The animated video by George Legrady Studio is a metaphor about how individuals adjust their behavior to conform to social norms and pressures. Li Yan uses the overlapping of layers between reality and illusion to display an individual's psychological cognition of things.
Two articles in the New York Times focus on new trends in data-driven media coverage. In recent years, the NYT newsroom has expanded its visual storytelling by encouraging collaboration among reporters, cartographers, videographers, programmers, illustrators, and statisticians.
Peter Ørntoft's data comes from social surveys, and his work uses cultural elements and photography to design data charts. Philipp Schmitt, who worked at the MIT Media Lab, explores the use of image recognition in artificial intelligence, one for AI's creative potential, and another for AI systems that are unique to semantics and photo editing.
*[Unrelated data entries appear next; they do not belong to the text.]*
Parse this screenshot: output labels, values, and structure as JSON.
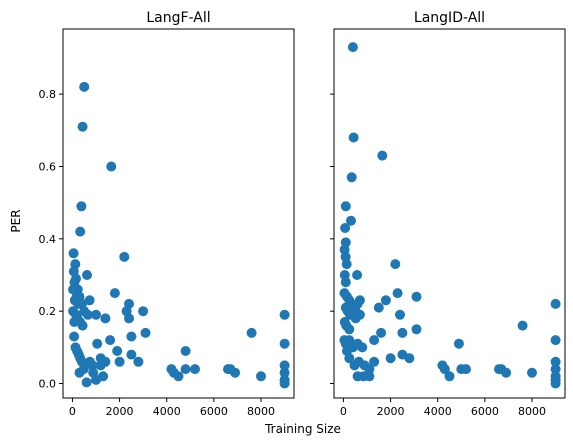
{
  "figure": {
    "shared_xlabel": "Training Size",
    "shared_ylabel": "PER"
  },
  "chart_data": [
    {
      "type": "scatter",
      "title": "LangF-All",
      "xlabel": "Training Size",
      "ylabel": "PER",
      "xlim": [
        -400,
        9400
      ],
      "ylim": [
        -0.04,
        0.98
      ],
      "xticks": [
        0,
        2000,
        4000,
        6000,
        8000
      ],
      "yticks": [
        0.0,
        0.2,
        0.4,
        0.6,
        0.8
      ],
      "ytick_labels": [
        "0.0",
        "0.2",
        "0.4",
        "0.6",
        "0.8"
      ],
      "grid": false,
      "color": "#1f77b4",
      "points": [
        [
          500,
          0.82
        ],
        [
          430,
          0.71
        ],
        [
          380,
          0.49
        ],
        [
          330,
          0.42
        ],
        [
          1650,
          0.6
        ],
        [
          2200,
          0.35
        ],
        [
          50,
          0.36
        ],
        [
          120,
          0.33
        ],
        [
          60,
          0.31
        ],
        [
          150,
          0.29
        ],
        [
          90,
          0.28
        ],
        [
          230,
          0.26
        ],
        [
          30,
          0.26
        ],
        [
          180,
          0.24
        ],
        [
          300,
          0.24
        ],
        [
          620,
          0.3
        ],
        [
          1800,
          0.25
        ],
        [
          100,
          0.23
        ],
        [
          250,
          0.22
        ],
        [
          400,
          0.22
        ],
        [
          500,
          0.2
        ],
        [
          730,
          0.23
        ],
        [
          30,
          0.2
        ],
        [
          150,
          0.19
        ],
        [
          210,
          0.18
        ],
        [
          320,
          0.17
        ],
        [
          430,
          0.16
        ],
        [
          650,
          0.19
        ],
        [
          1000,
          0.19
        ],
        [
          80,
          0.17
        ],
        [
          70,
          0.13
        ],
        [
          1050,
          0.11
        ],
        [
          1400,
          0.18
        ],
        [
          2300,
          0.2
        ],
        [
          2400,
          0.22
        ],
        [
          2400,
          0.18
        ],
        [
          3000,
          0.2
        ],
        [
          2500,
          0.13
        ],
        [
          3100,
          0.14
        ],
        [
          1600,
          0.12
        ],
        [
          130,
          0.1
        ],
        [
          200,
          0.09
        ],
        [
          270,
          0.08
        ],
        [
          330,
          0.07
        ],
        [
          400,
          0.06
        ],
        [
          740,
          0.06
        ],
        [
          850,
          0.05
        ],
        [
          1200,
          0.05
        ],
        [
          1200,
          0.07
        ],
        [
          1400,
          0.06
        ],
        [
          1900,
          0.09
        ],
        [
          2000,
          0.06
        ],
        [
          2500,
          0.08
        ],
        [
          2800,
          0.06
        ],
        [
          480,
          0.04
        ],
        [
          300,
          0.03
        ],
        [
          600,
          0.003
        ],
        [
          880,
          0.03
        ],
        [
          1000,
          0.01
        ],
        [
          1300,
          0.02
        ],
        [
          4200,
          0.04
        ],
        [
          4300,
          0.03
        ],
        [
          4500,
          0.02
        ],
        [
          4800,
          0.09
        ],
        [
          4800,
          0.04
        ],
        [
          5200,
          0.04
        ],
        [
          6600,
          0.04
        ],
        [
          6700,
          0.04
        ],
        [
          6900,
          0.03
        ],
        [
          7600,
          0.14
        ],
        [
          8000,
          0.02
        ],
        [
          9000,
          0.19
        ],
        [
          9000,
          0.11
        ],
        [
          9000,
          0.05
        ],
        [
          9000,
          0.03
        ],
        [
          9000,
          0.01
        ],
        [
          9000,
          0.0
        ]
      ]
    },
    {
      "type": "scatter",
      "title": "LangID-All",
      "xlabel": "Training Size",
      "ylabel": "PER",
      "xlim": [
        -400,
        9400
      ],
      "ylim": [
        -0.04,
        0.98
      ],
      "xticks": [
        0,
        2000,
        4000,
        6000,
        8000
      ],
      "yticks": [
        0.0,
        0.2,
        0.4,
        0.6,
        0.8
      ],
      "shared_y": true,
      "grid": false,
      "color": "#1f77b4",
      "points": [
        [
          400,
          0.93
        ],
        [
          430,
          0.68
        ],
        [
          350,
          0.57
        ],
        [
          1650,
          0.63
        ],
        [
          100,
          0.49
        ],
        [
          320,
          0.45
        ],
        [
          70,
          0.43
        ],
        [
          100,
          0.39
        ],
        [
          50,
          0.37
        ],
        [
          90,
          0.35
        ],
        [
          140,
          0.33
        ],
        [
          60,
          0.3
        ],
        [
          580,
          0.3
        ],
        [
          100,
          0.28
        ],
        [
          2200,
          0.33
        ],
        [
          40,
          0.25
        ],
        [
          150,
          0.24
        ],
        [
          250,
          0.23
        ],
        [
          330,
          0.22
        ],
        [
          400,
          0.21
        ],
        [
          520,
          0.2
        ],
        [
          700,
          0.23
        ],
        [
          600,
          0.22
        ],
        [
          100,
          0.21
        ],
        [
          180,
          0.2
        ],
        [
          280,
          0.19
        ],
        [
          400,
          0.19
        ],
        [
          520,
          0.18
        ],
        [
          700,
          0.19
        ],
        [
          1800,
          0.23
        ],
        [
          2300,
          0.25
        ],
        [
          2400,
          0.19
        ],
        [
          3100,
          0.24
        ],
        [
          1500,
          0.21
        ],
        [
          60,
          0.17
        ],
        [
          120,
          0.16
        ],
        [
          250,
          0.15
        ],
        [
          1600,
          0.14
        ],
        [
          2500,
          0.14
        ],
        [
          3100,
          0.15
        ],
        [
          40,
          0.12
        ],
        [
          100,
          0.11
        ],
        [
          150,
          0.09
        ],
        [
          250,
          0.12
        ],
        [
          400,
          0.1
        ],
        [
          600,
          0.11
        ],
        [
          800,
          0.1
        ],
        [
          1300,
          0.12
        ],
        [
          1300,
          0.06
        ],
        [
          1100,
          0.04
        ],
        [
          900,
          0.05
        ],
        [
          650,
          0.06
        ],
        [
          250,
          0.07
        ],
        [
          470,
          0.05
        ],
        [
          2000,
          0.07
        ],
        [
          2500,
          0.08
        ],
        [
          2800,
          0.07
        ],
        [
          600,
          0.02
        ],
        [
          850,
          0.02
        ],
        [
          1100,
          0.02
        ],
        [
          4200,
          0.05
        ],
        [
          4300,
          0.04
        ],
        [
          4500,
          0.02
        ],
        [
          4900,
          0.11
        ],
        [
          5000,
          0.04
        ],
        [
          5200,
          0.04
        ],
        [
          6600,
          0.04
        ],
        [
          6700,
          0.04
        ],
        [
          6900,
          0.03
        ],
        [
          7600,
          0.16
        ],
        [
          8000,
          0.03
        ],
        [
          9000,
          0.22
        ],
        [
          9000,
          0.12
        ],
        [
          9000,
          0.06
        ],
        [
          9000,
          0.04
        ],
        [
          9000,
          0.02
        ],
        [
          9000,
          0.01
        ],
        [
          9000,
          0.0
        ]
      ]
    }
  ]
}
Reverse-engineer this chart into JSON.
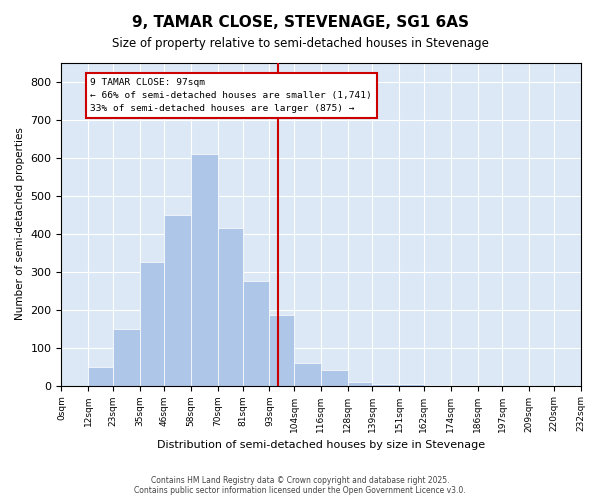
{
  "title": "9, TAMAR CLOSE, STEVENAGE, SG1 6AS",
  "subtitle": "Size of property relative to semi-detached houses in Stevenage",
  "xlabel": "Distribution of semi-detached houses by size in Stevenage",
  "ylabel": "Number of semi-detached properties",
  "property_size": 97,
  "annotation_title": "9 TAMAR CLOSE: 97sqm",
  "annotation_line2": "← 66% of semi-detached houses are smaller (1,741)",
  "annotation_line3": "33% of semi-detached houses are larger (875) →",
  "footer_line1": "Contains HM Land Registry data © Crown copyright and database right 2025.",
  "footer_line2": "Contains public sector information licensed under the Open Government Licence v3.0.",
  "bins": [
    0,
    12,
    23,
    35,
    46,
    58,
    70,
    81,
    93,
    104,
    116,
    128,
    139,
    151,
    162,
    174,
    186,
    197,
    209,
    220,
    232
  ],
  "bin_labels": [
    "0sqm",
    "12sqm",
    "23sqm",
    "35sqm",
    "46sqm",
    "58sqm",
    "70sqm",
    "81sqm",
    "93sqm",
    "104sqm",
    "116sqm",
    "128sqm",
    "139sqm",
    "151sqm",
    "162sqm",
    "174sqm",
    "186sqm",
    "197sqm",
    "209sqm",
    "220sqm",
    "232sqm"
  ],
  "counts": [
    0,
    50,
    150,
    325,
    450,
    610,
    415,
    275,
    185,
    60,
    40,
    10,
    5,
    3,
    2,
    1,
    0,
    0,
    0,
    0
  ],
  "bar_color": "#aec6e8",
  "vline_color": "#cc0000",
  "annotation_box_edgecolor": "#cc0000",
  "background_color": "#ffffff",
  "grid_color": "#dce8f5",
  "ylim": [
    0,
    850
  ],
  "yticks": [
    0,
    100,
    200,
    300,
    400,
    500,
    600,
    700,
    800
  ]
}
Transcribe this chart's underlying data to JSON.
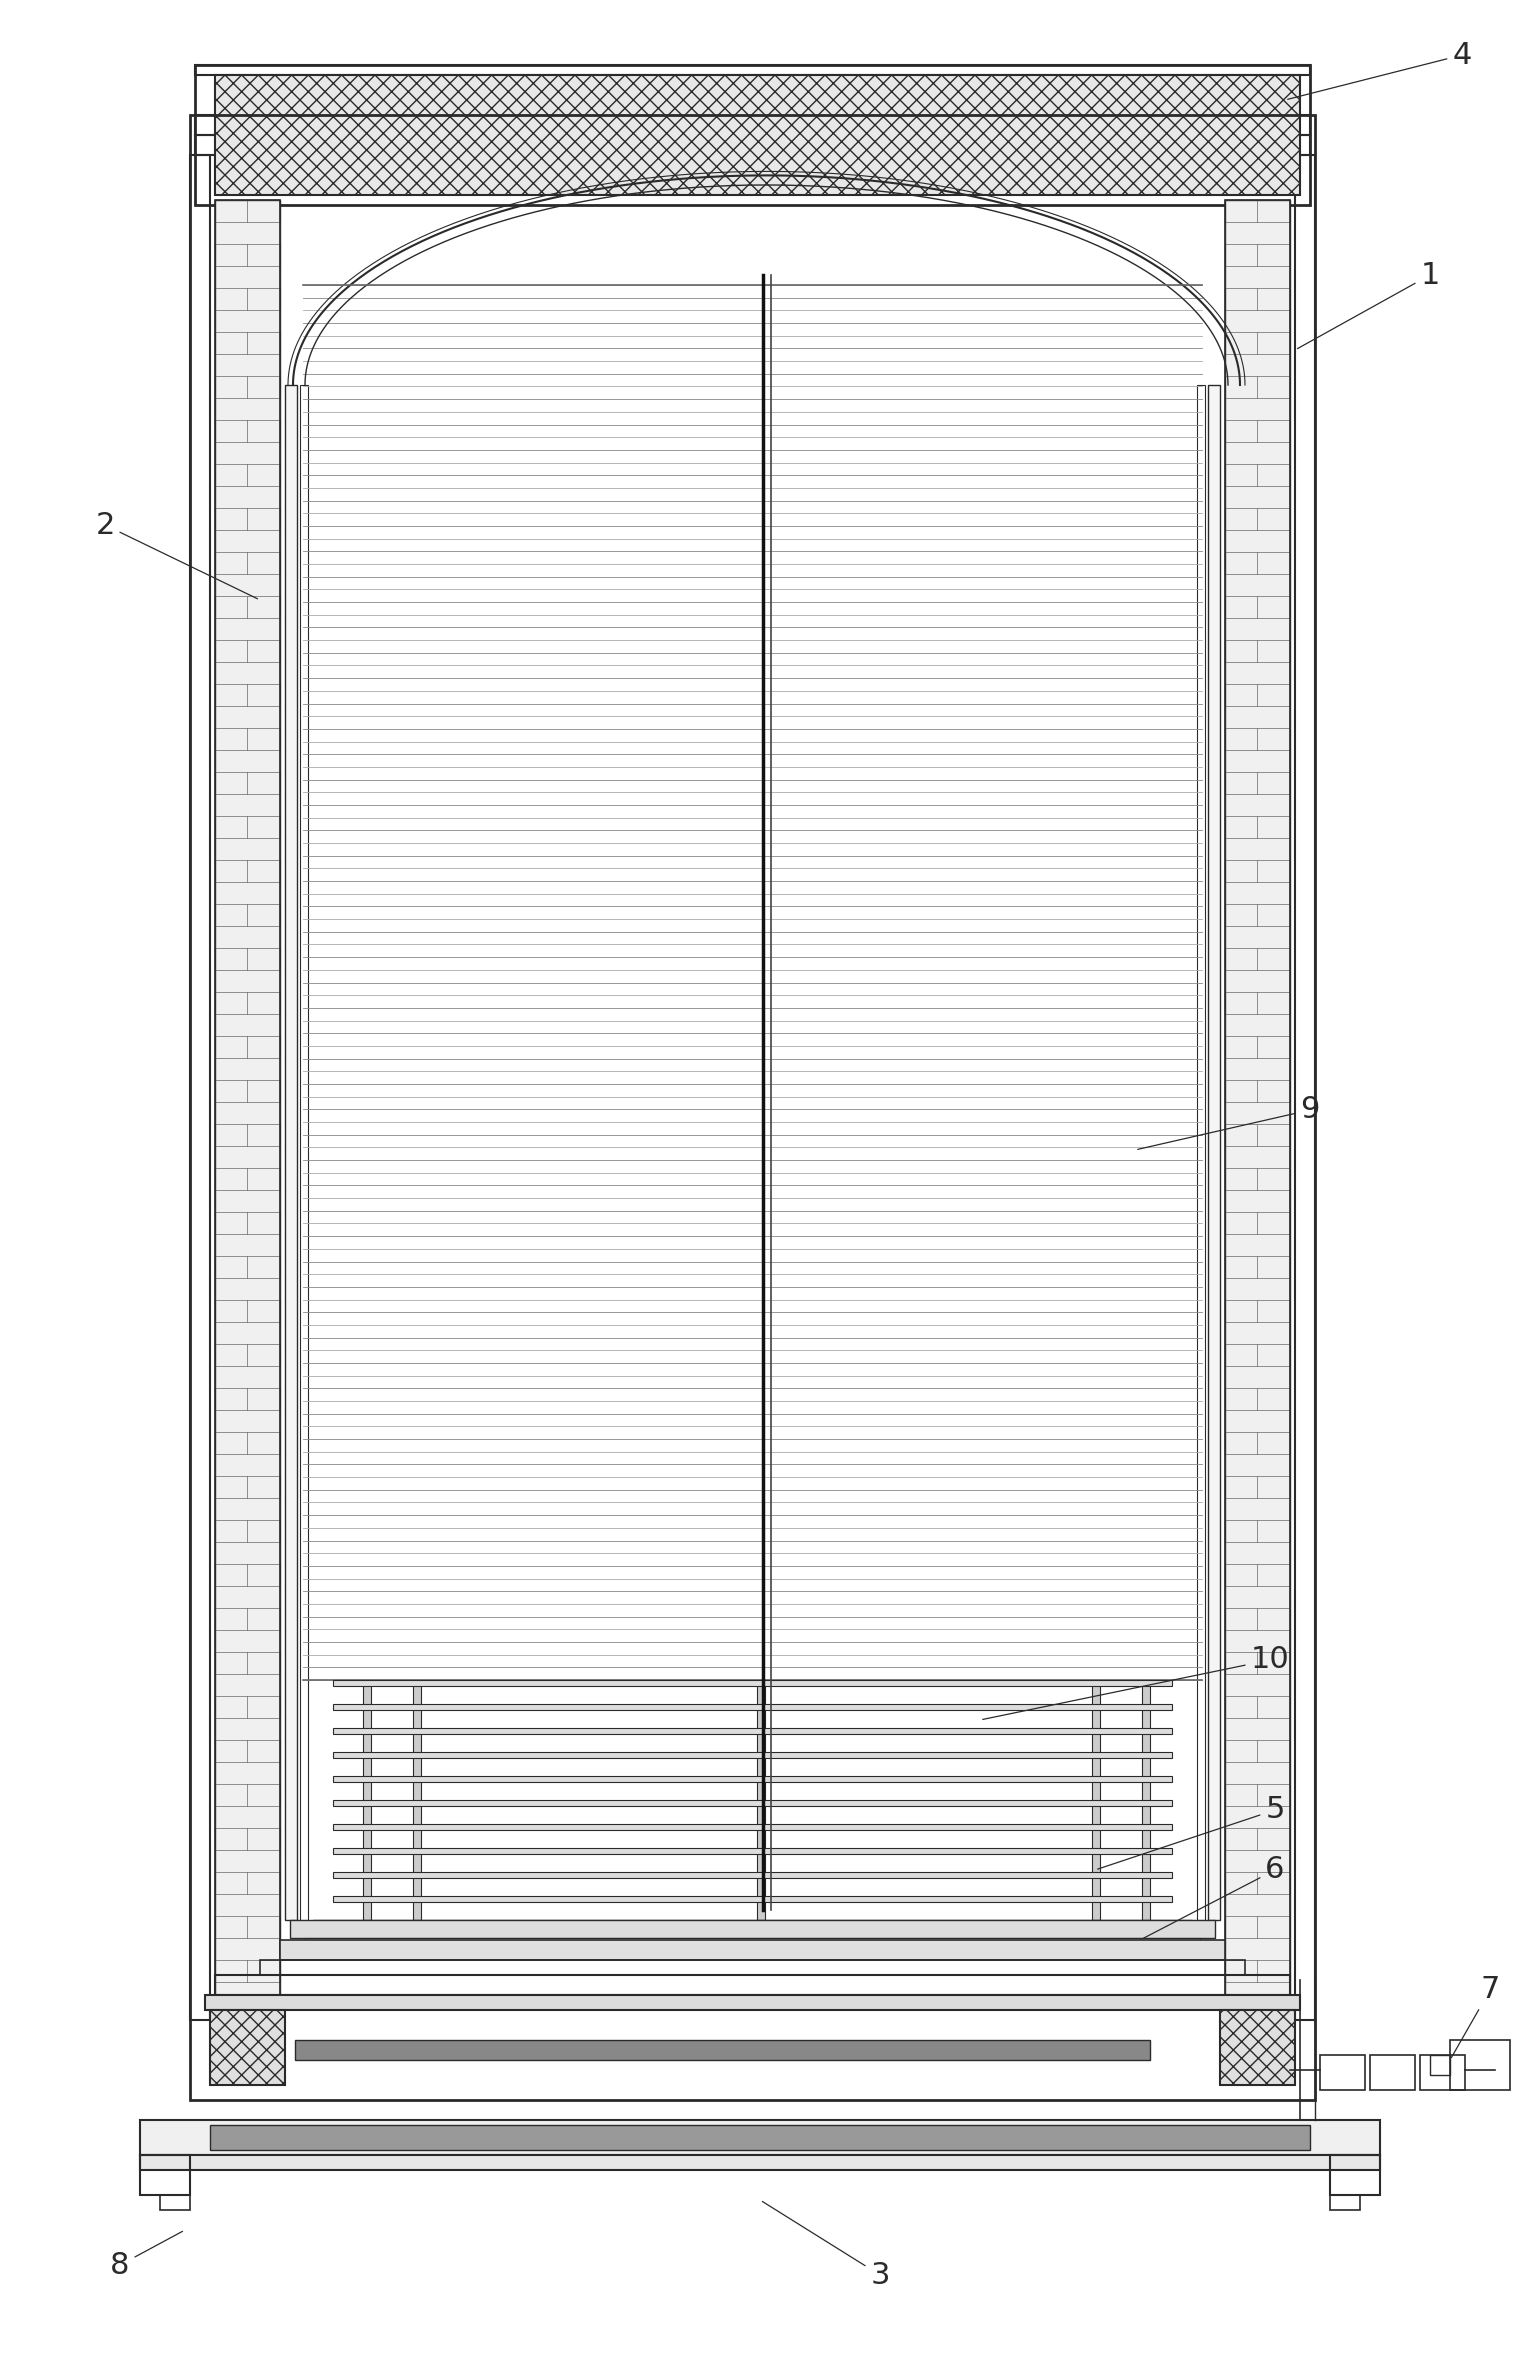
{
  "bg_color": "#ffffff",
  "line_color": "#2a2a2a",
  "figsize": [
    15.33,
    23.64
  ],
  "dpi": 100
}
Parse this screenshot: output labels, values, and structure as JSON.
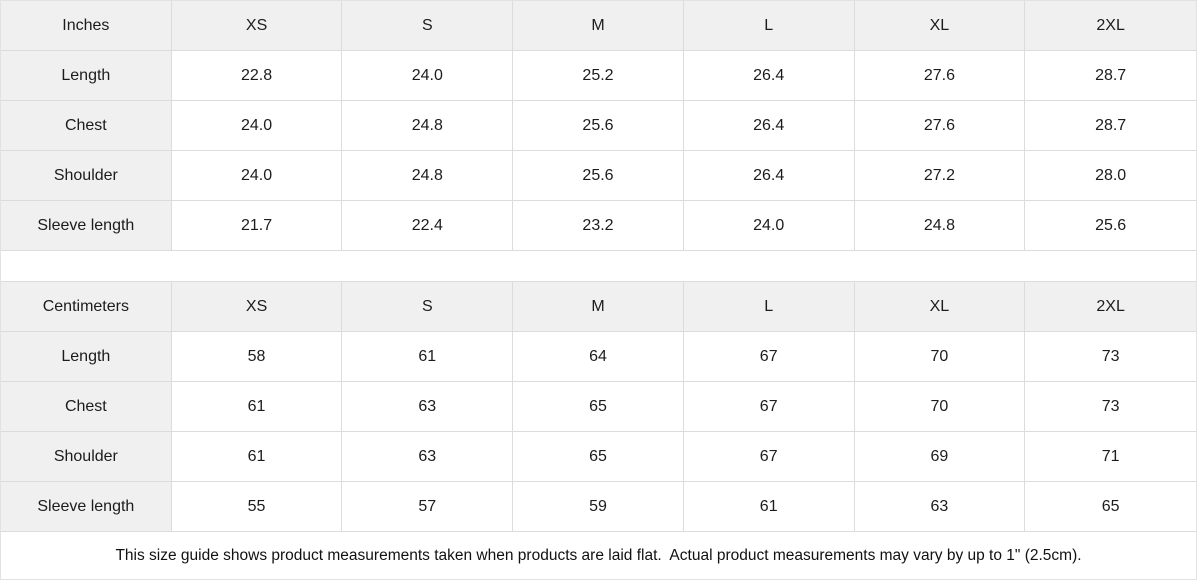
{
  "colors": {
    "header_background": "#f0f0f0",
    "label_column_background": "#f0f0f0",
    "grid_border": "#dcdcdc",
    "text": "#1c1c1c"
  },
  "inches_table": {
    "unit_label": "Inches",
    "sizes": [
      "XS",
      "S",
      "M",
      "L",
      "XL",
      "2XL"
    ],
    "rows": [
      {
        "label": "Length",
        "values": [
          "22.8",
          "24.0",
          "25.2",
          "26.4",
          "27.6",
          "28.7"
        ]
      },
      {
        "label": "Chest",
        "values": [
          "24.0",
          "24.8",
          "25.6",
          "26.4",
          "27.6",
          "28.7"
        ]
      },
      {
        "label": "Shoulder",
        "values": [
          "24.0",
          "24.8",
          "25.6",
          "26.4",
          "27.2",
          "28.0"
        ]
      },
      {
        "label": "Sleeve length",
        "values": [
          "21.7",
          "22.4",
          "23.2",
          "24.0",
          "24.8",
          "25.6"
        ]
      }
    ]
  },
  "centimeters_table": {
    "unit_label": "Centimeters",
    "sizes": [
      "XS",
      "S",
      "M",
      "L",
      "XL",
      "2XL"
    ],
    "rows": [
      {
        "label": "Length",
        "values": [
          "58",
          "61",
          "64",
          "67",
          "70",
          "73"
        ]
      },
      {
        "label": "Chest",
        "values": [
          "61",
          "63",
          "65",
          "67",
          "70",
          "73"
        ]
      },
      {
        "label": "Shoulder",
        "values": [
          "61",
          "63",
          "65",
          "67",
          "69",
          "71"
        ]
      },
      {
        "label": "Sleeve length",
        "values": [
          "55",
          "57",
          "59",
          "61",
          "63",
          "65"
        ]
      }
    ]
  },
  "footer": {
    "note": "This size guide shows product measurements taken when products are laid flat.  Actual product measurements may vary by up to 1\" (2.5cm)."
  }
}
Another artist working with artificial intelligence systems, Rodger Luo demonstrates AI's misreading of personal digital identities to remind us of the vigilance to the unknown world. Shaoyu Su's work combines photogrammetry and historical terrain data to create a futuristic visual scene.
What will big data and technology bring to art? The answer is still unknown. This curated photography exhibition presents only the scenery along the way. What we can know for sure is that this is just the beginning of the journey.